Vous vous rappelez très bien avoir dansé "Kung Fu Fighting" avec Brad et Angie, mais vous n'êtes plus sur si c'est lui ou elle qui vous a fait un kick pendant que vous rouliez une pelle à l'autre.
C'est le problème, avec eux on ne sait jamais.
Et puis là, c'est le blackout.
Le côté obscur, en tout cas.
Vous vous rappelez vaguement d'un gyrophare, d'un néon qui clignote, sans savoir si il s'agissait de celui des urgences, ou d'une cellule de dégrisement.

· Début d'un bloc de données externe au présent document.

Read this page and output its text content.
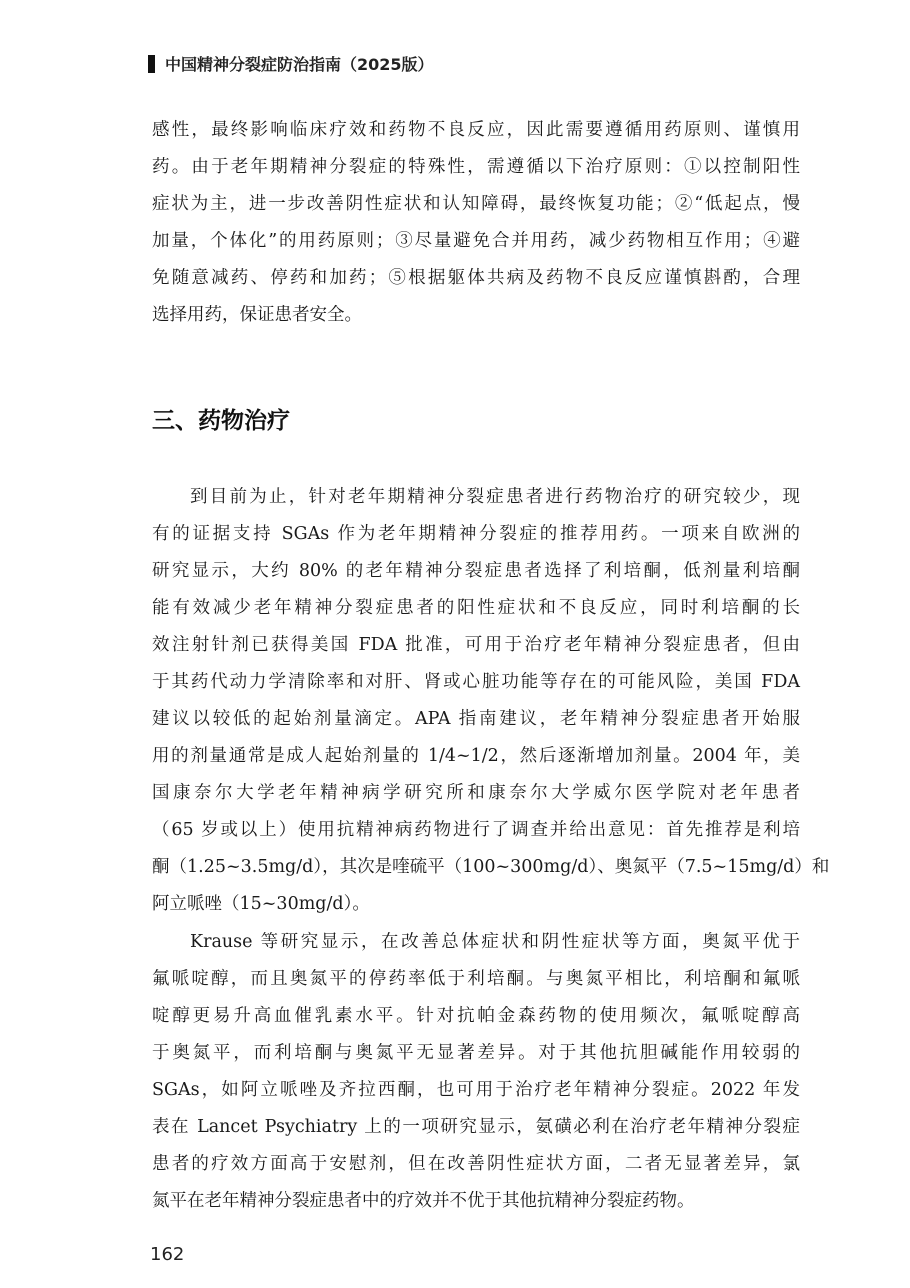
中国精神分裂症防治指南（2025版）
感性，最终影响临床疗效和药物不良反应，因此需要遵循用药原则、谨慎用
药。由于老年期精神分裂症的特殊性，需遵循以下治疗原则：①以控制阳性
症状为主，进一步改善阴性症状和认知障碍，最终恢复功能；②“低起点，慢
加量，个体化”的用药原则；③尽量避免合并用药，减少药物相互作用；④避
免随意减药、停药和加药；⑤根据躯体共病及药物不良反应谨慎斟酌，合理
选择用药，保证患者安全。
三、药物治疗
到目前为止，针对老年期精神分裂症患者进行药物治疗的研究较少，现
有的证据支持 SGAs 作为老年期精神分裂症的推荐用药。一项来自欧洲的
研究显示，大约 80% 的老年精神分裂症患者选择了利培酮，低剂量利培酮
能有效减少老年精神分裂症患者的阳性症状和不良反应，同时利培酮的长
效注射针剂已获得美国 FDA 批准，可用于治疗老年精神分裂症患者，但由
于其药代动力学清除率和对肝、肾或心脏功能等存在的可能风险，美国 FDA
建议以较低的起始剂量滴定。APA 指南建议，老年精神分裂症患者开始服
用的剂量通常是成人起始剂量的 1/4~1/2，然后逐渐增加剂量。2004 年，美
国康奈尔大学老年精神病学研究所和康奈尔大学威尔医学院对老年患者
（65 岁或以上）使用抗精神病药物进行了调查并给出意见：首先推荐是利培
酮（1.25~3.5mg/d），其次是喹硫平（100~300mg/d）、奥氮平（7.5~15mg/d）和
阿立哌唑（15~30mg/d）。
Krause 等研究显示，在改善总体症状和阴性症状等方面，奥氮平优于
氟哌啶醇，而且奥氮平的停药率低于利培酮。与奥氮平相比，利培酮和氟哌
啶醇更易升高血催乳素水平。针对抗帕金森药物的使用频次，氟哌啶醇高
于奥氮平，而利培酮与奥氮平无显著差异。对于其他抗胆碱能作用较弱的
SGAs，如阿立哌唑及齐拉西酮，也可用于治疗老年精神分裂症。2022 年发
表在 Lancet Psychiatry 上的一项研究显示，氨磺必利在治疗老年精神分裂症
患者的疗效方面高于安慰剂，但在改善阴性症状方面，二者无显著差异，氯
氮平在老年精神分裂症患者中的疗效并不优于其他抗精神分裂症药物。
162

Mais une chose est sûre: dans votre hôtel, c'est de la vraie orange pressée, et pas du tanga avec des peaux.
Mais quelle âme charitable (ou intéressée) vous a ramené(e) jusqu'à sa chambre d'hôtel, sans abuser de votre corps (vous êtes toujours dans votre tenue de soirée troisième jour) , et s'est sauvée à l'aube américaine pour aller vendre ou voir un documentaire péruvien sur la torréfaction?
Ce café est vraiment, vraiment dégueu.
C'est quand même hyper sympa de vous avoir laissé son plateau, même si les croissants sont gonflés à l'hélium.

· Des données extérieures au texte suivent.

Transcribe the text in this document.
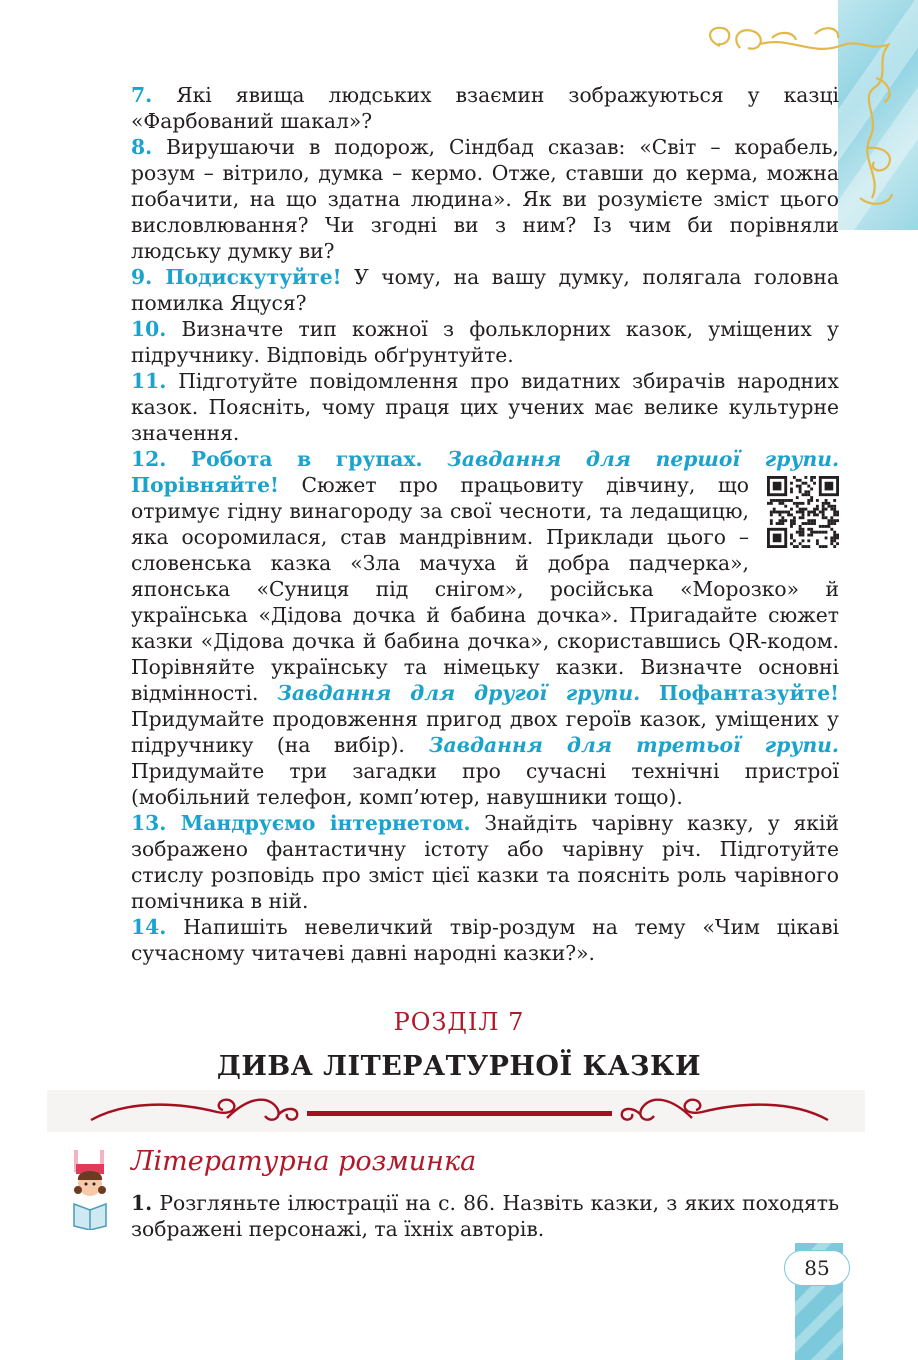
7. Які явища людських взаємин зображуються у казці «Фарбований шакал»?

8. Вирушаючи в подорож, Сіндбад сказав: «Світ – корабель, розум – вітрило, думка – кермо. Отже, ставши до керма, можна побачити, на що здатна людина». Як ви розумієте зміст цього висловлювання? Чи згодні ви з ним? Із чим би порівняли людську думку ви?

9. Подискутуйте! У чому, на вашу думку, полягала головна помилка Яцуся?

10. Визначте тип кожної з фольклорних казок, уміщених у підручнику. Відповідь обґрунтуйте.

11. Підготуйте повідомлення про видатних збирачів народних казок. Поясніть, чому праця цих учених має велике культурне значення.

12. Робота в групах. Завдання для першої групи. Порівняйте!
Сюжет про працьовиту дівчину, що отримує гідну винагороду за свої чесноти, та ледащицю, яка осоромилася, став мандрівним. Приклади цього – словенська казка «Зла мачуха й добра падчерка», японська «Суниця під снігом», російська «Морозко» й українська «Дідова дочка й бабина дочка». Пригадайте сюжет казки «Дідова дочка й бабина дочка», скориставшись QR-кодом. Порівняйте українську та німецьку казки. Визначте основні відмінності. Завдання для другої групи. Пофантазуйте! Придумайте продовження пригод двох героїв казок, уміщених у підручнику (на вибір). Завдання для третьої групи. Придумайте три загадки про сучасні технічні пристрої (мобільний телефон, комп’ютер, навушники тощо).

13. Мандруємо інтернетом. Знайдіть чарівну казку, у якій зображено фантастичну істоту або чарівну річ. Підготуйте стислу розповідь про зміст цієї казки та поясніть роль чарівного помічника в ній.

14. Напишіть невеличкий твір-роздум на тему «Чим цікаві сучасному читачеві давні народні казки?».

РОЗДІЛ 7
ДИВА ЛІТЕРАТУРНОЇ КАЗКИ
Літературна розминка

1. Розгляньте ілюстрації на с. 86. Назвіть казки, з яких походять зображені персонажі, та їхніх авторів.

85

Au pire, ça vous enlèvera votre voix de Jeanne Moreau (vous avez émis un son rauque en vous apercevant dans le miroir en bois cérusé).
Evidemment, vous n'allez pas commencer à fouiller partout dans la chambre, ce ne serait pas poli.
Le mieux c'est encore de s'éclipser rapidement.
Vous prendrez votre douche( et vos quinze aspirines) dans votre suite, il y a aussi des bulles.
Vous sortez donc aveuglé par un soleil de plomb, et vous regrettez à cet instant précis qu'on ne soit pas au cinéma, histoire de créer une nuit américaine, qui serait plus reposante pour vos yeux, et vos céphalées (oui, on peut les cumuler).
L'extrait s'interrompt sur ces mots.